Sunday, October 14, 2007

I once was blind but now I see

Julien Lemordant, Maisons en construction

The etching with aquatint above was published in the Gazette des Beaux-Arts in 1912. The artist is the Breton painter Jean Julien Lemordant (1882-1968). Lemordant was a close associate of Charles Cottet, influenced by both Gauguin and the School of Pont-Aven and by the Fauves. Lemordant was evidently moving towards Modernism when he created this strikingly bold – almost Vorticist - etching of buildings under construction. Lemordant was severely injured, and blinded, at the battle of Artois in October 1915. There is a portrait of Lemordant recovering from his wounds by Susan MacDowell Eakins in the Eakins Gallery at Thomas Jefferson University. When Lemordant was made a Commandeur of the Légion d’Honneur, the greatest artists of the day carried him on their shoulders through the Grand Palais. In 1919 Lemordant was awarded the Howland Memorial Prize at Yale University, for his distinguished contribution to French art; the same year saw an important retrospective at Gimpel & Wildenstein in New York.

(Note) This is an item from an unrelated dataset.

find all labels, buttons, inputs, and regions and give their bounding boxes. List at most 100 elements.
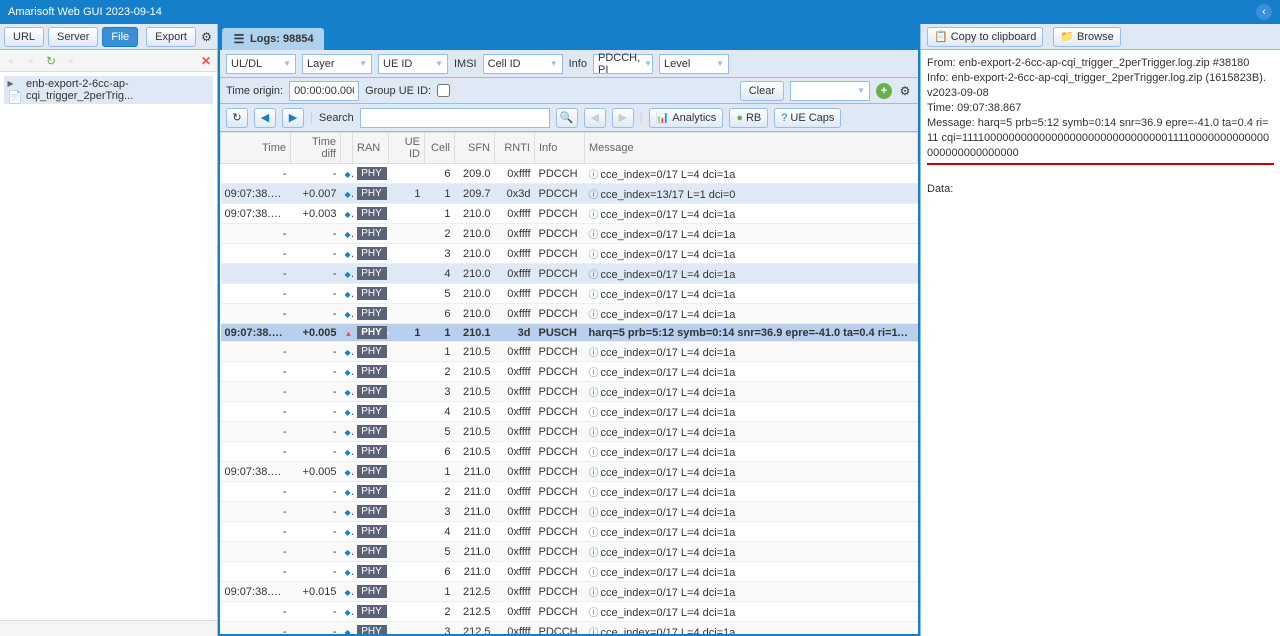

In an ironic twist, Julien Lemordant’s sight was restored 50 years after it was lost, following a series of operations. I find it moving to think of Lemordant’s long wait for the return of his vision. What must that have meant to a visual artist? Georges Braque, having been reported missing, was retrieved from the battlefield of the Somme completely blind. His sight was restored by trepanning – if not, would Cubism, and all the modern art that followed, ever have happened? And if the same cure had been possible for Julien Lemordant, what would his contribution to 20th-century art have been? As it was, Lemordant devoted the rest of his life to the cause of pacifism.